Dans un rapport de la Banque mondiale, publié en août 2019, le paradoxe d’un Maroc qui a, depuis le milieu des années 2000, l’un des taux d’investissement les plus élevés au monde, 34 % du PIB, mais de faibles taux de croissance et de création d’emplois suscitait de profondes interrogations.
Le « que faire ? » à ce sujet était d’ailleurs l’un des motifs de création de la commission pour un nouveau modèle de développement, dont on attend toujours le fruit de l’effort de réflexion.
De l’efficacité des investissements
De 2000 à 2017, le taux de croissance du PIB était de 2,9 %, selon la Banque mondiale. Il en faut au moins 4 % sur une période de plusieurs décennies pour prétendre à l’émergence. Par ailleurs, les volumes des nouveaux arrivants sur le marché du travail étaient, de 2012 à 2017, de 270 mille personnes, alors que l’économie nationale parvenait à peine à créer quelque 26.400 emplois.
Contexte défavorable
Première évidence, ce n’est pas avec les politiques mises en œuvre jusqu’à présent que le Maroc pourra absorber ce trop-plein de chômeurs, puisqu’elles s’étaient déjà avérées inefficaces quand le stock de sans-emploi était beaucoup moindre.

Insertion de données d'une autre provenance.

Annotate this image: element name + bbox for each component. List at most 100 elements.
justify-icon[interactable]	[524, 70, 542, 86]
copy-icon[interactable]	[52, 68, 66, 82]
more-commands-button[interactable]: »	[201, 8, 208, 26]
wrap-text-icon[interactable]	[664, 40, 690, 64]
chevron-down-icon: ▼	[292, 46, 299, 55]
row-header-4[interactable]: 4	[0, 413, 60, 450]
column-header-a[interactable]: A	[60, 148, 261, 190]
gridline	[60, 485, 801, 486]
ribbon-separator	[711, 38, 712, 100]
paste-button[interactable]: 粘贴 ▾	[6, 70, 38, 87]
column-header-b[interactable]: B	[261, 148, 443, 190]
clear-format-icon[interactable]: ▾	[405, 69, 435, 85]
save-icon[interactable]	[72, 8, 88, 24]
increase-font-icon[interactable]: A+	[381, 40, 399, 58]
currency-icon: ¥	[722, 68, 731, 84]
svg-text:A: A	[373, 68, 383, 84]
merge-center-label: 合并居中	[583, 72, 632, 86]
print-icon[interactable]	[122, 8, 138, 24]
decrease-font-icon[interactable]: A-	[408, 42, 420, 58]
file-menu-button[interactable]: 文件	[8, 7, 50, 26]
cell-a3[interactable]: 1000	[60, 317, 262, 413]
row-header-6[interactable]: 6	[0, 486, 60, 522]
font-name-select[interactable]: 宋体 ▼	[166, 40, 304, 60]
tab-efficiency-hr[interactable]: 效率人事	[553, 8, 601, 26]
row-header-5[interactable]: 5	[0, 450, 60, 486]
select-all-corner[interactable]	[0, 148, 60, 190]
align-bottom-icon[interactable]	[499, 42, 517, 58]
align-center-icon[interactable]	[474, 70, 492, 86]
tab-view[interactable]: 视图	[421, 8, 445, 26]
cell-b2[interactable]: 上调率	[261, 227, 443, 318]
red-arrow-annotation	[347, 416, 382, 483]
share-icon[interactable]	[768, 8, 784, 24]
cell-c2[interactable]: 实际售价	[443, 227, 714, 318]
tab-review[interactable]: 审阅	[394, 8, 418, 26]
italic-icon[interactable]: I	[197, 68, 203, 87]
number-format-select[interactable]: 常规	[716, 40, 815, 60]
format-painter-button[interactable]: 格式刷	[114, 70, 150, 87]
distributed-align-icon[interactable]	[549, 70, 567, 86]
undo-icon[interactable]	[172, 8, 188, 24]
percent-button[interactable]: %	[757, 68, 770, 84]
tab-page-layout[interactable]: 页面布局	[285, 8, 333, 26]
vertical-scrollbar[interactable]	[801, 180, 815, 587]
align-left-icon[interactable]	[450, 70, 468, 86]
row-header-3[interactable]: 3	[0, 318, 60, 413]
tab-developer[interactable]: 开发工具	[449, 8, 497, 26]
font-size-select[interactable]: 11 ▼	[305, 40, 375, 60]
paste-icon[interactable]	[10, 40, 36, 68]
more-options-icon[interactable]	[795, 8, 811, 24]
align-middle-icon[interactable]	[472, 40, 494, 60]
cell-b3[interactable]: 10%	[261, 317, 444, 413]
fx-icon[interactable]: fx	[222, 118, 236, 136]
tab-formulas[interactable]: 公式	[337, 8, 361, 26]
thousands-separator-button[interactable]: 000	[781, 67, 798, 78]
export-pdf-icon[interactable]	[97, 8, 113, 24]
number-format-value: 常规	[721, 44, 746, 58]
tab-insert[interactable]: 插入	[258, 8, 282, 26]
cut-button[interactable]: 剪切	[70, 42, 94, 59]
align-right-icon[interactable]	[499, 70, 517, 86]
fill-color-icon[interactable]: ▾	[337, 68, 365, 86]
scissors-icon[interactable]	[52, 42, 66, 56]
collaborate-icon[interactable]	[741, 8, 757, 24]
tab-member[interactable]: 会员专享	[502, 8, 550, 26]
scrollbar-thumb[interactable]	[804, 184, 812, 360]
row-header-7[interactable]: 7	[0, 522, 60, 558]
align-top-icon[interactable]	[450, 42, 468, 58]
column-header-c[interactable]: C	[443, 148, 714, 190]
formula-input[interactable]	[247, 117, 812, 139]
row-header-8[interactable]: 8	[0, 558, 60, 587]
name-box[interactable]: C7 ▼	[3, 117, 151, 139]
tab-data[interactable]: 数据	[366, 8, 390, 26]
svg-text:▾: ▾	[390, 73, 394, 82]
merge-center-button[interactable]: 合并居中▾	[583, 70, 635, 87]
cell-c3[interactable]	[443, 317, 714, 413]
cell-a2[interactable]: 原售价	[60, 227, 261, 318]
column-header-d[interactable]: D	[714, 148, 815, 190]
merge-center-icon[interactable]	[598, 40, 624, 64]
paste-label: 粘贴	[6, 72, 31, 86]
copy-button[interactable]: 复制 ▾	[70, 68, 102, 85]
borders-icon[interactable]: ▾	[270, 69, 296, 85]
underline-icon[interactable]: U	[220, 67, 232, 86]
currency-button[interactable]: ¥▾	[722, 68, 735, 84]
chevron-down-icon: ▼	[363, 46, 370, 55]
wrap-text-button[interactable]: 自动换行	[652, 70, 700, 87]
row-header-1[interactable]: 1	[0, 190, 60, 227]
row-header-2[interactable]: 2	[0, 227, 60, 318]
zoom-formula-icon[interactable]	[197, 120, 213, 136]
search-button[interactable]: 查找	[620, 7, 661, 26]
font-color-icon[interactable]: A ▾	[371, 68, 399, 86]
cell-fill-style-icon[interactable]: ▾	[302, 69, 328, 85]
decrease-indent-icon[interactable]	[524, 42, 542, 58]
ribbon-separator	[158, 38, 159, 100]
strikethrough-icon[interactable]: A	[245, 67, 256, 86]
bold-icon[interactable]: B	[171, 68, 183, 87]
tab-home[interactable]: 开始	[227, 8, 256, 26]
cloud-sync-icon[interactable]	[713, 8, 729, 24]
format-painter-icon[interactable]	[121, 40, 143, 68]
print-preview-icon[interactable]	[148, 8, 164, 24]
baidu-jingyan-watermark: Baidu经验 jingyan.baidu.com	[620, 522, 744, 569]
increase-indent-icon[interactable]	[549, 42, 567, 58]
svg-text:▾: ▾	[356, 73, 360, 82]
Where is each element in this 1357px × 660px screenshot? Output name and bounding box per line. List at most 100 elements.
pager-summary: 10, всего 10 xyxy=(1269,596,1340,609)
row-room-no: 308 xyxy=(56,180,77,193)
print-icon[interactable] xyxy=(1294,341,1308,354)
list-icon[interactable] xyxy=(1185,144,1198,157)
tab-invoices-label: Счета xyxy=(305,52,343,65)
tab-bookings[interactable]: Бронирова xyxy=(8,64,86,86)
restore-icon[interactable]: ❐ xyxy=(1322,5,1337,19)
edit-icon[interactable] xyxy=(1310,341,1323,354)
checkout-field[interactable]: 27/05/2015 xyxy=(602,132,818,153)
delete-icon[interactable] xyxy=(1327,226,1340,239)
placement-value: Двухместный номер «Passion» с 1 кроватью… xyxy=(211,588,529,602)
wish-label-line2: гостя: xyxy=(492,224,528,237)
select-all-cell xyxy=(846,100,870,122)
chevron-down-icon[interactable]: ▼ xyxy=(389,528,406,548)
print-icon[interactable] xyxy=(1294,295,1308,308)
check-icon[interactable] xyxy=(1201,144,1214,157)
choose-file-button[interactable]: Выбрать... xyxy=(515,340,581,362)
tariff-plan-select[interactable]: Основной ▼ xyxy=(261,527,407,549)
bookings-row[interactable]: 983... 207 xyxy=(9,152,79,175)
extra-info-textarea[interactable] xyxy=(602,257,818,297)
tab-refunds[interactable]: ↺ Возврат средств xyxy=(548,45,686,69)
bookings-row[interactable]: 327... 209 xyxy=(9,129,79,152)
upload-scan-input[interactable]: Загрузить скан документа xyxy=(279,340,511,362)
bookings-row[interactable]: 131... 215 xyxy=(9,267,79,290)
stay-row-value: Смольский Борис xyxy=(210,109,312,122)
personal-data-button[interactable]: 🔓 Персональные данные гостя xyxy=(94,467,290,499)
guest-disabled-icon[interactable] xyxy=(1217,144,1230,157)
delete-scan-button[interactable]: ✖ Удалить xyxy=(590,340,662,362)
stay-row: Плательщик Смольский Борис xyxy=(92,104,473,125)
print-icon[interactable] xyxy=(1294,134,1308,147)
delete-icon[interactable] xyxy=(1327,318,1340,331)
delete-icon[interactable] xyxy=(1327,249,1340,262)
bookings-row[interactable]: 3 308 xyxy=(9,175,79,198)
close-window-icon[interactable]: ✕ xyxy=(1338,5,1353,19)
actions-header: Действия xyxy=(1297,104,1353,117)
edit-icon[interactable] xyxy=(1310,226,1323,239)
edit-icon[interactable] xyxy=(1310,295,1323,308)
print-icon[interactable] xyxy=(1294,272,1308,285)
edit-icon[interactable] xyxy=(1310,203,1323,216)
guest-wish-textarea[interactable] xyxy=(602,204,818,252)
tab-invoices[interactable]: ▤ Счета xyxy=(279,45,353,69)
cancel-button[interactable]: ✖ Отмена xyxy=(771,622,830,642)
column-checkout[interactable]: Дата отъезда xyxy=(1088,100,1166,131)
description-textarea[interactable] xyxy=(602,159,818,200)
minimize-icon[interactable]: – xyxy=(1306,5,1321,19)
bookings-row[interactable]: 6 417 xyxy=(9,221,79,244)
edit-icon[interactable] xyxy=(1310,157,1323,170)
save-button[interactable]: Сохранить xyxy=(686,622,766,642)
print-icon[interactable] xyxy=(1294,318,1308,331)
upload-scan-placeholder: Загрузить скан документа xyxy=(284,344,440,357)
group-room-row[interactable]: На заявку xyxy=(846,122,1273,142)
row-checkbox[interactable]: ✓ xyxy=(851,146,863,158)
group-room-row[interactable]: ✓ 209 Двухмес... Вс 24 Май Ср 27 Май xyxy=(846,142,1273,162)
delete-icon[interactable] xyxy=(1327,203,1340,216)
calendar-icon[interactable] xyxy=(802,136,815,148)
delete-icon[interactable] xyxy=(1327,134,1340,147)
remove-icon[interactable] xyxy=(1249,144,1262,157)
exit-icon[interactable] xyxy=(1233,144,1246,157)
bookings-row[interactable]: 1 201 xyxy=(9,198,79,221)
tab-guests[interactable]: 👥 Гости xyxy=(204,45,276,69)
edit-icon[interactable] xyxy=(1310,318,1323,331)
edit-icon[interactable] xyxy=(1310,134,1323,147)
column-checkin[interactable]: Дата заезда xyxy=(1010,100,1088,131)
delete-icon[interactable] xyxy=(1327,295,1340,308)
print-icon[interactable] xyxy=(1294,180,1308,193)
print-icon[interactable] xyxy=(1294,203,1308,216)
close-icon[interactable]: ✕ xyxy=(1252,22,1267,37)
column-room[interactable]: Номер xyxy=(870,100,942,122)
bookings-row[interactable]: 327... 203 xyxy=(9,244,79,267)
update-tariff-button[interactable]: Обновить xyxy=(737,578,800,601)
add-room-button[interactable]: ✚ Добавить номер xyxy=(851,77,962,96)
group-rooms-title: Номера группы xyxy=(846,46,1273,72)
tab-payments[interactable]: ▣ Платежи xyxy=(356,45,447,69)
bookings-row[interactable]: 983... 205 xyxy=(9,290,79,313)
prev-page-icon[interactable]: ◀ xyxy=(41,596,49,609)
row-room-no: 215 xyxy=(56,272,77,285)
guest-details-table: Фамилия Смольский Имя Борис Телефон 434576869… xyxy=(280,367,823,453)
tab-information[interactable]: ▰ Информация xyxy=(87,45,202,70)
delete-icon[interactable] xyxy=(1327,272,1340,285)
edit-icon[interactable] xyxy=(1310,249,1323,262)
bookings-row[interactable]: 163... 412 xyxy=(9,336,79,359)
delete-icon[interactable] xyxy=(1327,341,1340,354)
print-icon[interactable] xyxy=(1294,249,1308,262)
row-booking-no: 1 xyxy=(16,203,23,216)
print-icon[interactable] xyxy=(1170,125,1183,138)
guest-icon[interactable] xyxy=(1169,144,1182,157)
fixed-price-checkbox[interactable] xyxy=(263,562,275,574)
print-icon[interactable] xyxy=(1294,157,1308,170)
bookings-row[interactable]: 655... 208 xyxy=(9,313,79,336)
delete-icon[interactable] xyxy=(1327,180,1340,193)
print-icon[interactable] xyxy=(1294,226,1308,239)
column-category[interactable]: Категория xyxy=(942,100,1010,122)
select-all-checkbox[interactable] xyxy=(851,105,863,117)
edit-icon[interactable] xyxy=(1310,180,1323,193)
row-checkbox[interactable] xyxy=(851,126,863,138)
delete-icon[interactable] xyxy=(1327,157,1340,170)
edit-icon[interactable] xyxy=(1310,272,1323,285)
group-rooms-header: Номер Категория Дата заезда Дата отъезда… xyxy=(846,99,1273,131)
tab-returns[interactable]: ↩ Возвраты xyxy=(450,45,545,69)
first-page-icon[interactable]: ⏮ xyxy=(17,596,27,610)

Deuxième élément à prendre en considération, la modestie de la demande, autant nationale qu’étrangère, n’est pas de nature à stimuler la relance tant escomptée des activités productives et de l’investissement. Le marché de l’emploi n’est donc pas prêt de connaître une dynamique apte à absorber l’énorme stock de chômeurs constitué.
La 4e révolution industrielle
À tous ces facteurs classiques, il faudrait désormais rajouter celui de la digitalisation. La crise sanitaire a mis en évidence l’état d’avancement de la 4e révolution industrielle, friande de compétences pointues, sans appétit pour la main d’œuvre peu qualifiée.
La réponse est, bien entendue, dans la formation et l’initiation du plus grand nombre de citoyens à la culture, aux comportements et exigences de l’ère numérique. Or, rien jusqu’à présent ne pourrait laisser croire que le Maroc s’est engagé dans cette voie.
Il n’y a qu’à voir la manière dont l’enseignement à distance a été organisé pour se rendre compte que nous sommes encore loin du compte. Au lieu de raisonner en termes d’amélioration des capacités et compétences des ressources humaines, pour renforcer l’employabilité, on persiste à s’imaginer que l’édification d’infrastructures et l’acquisition d’équipements suffiraient à tout résoudre.
C’est indéniablement vrai sur le long terme, mais ça l’est beaucoup moins sur le court terme, ce piège de l’instantanéité dans lequel sont coincés les chômeurs. C’est dès à présent qu’ils ont besoin de travailler pour pouvoir fonder un foyer. Sur le long terme, nous sommes tous morts, disait Keynes.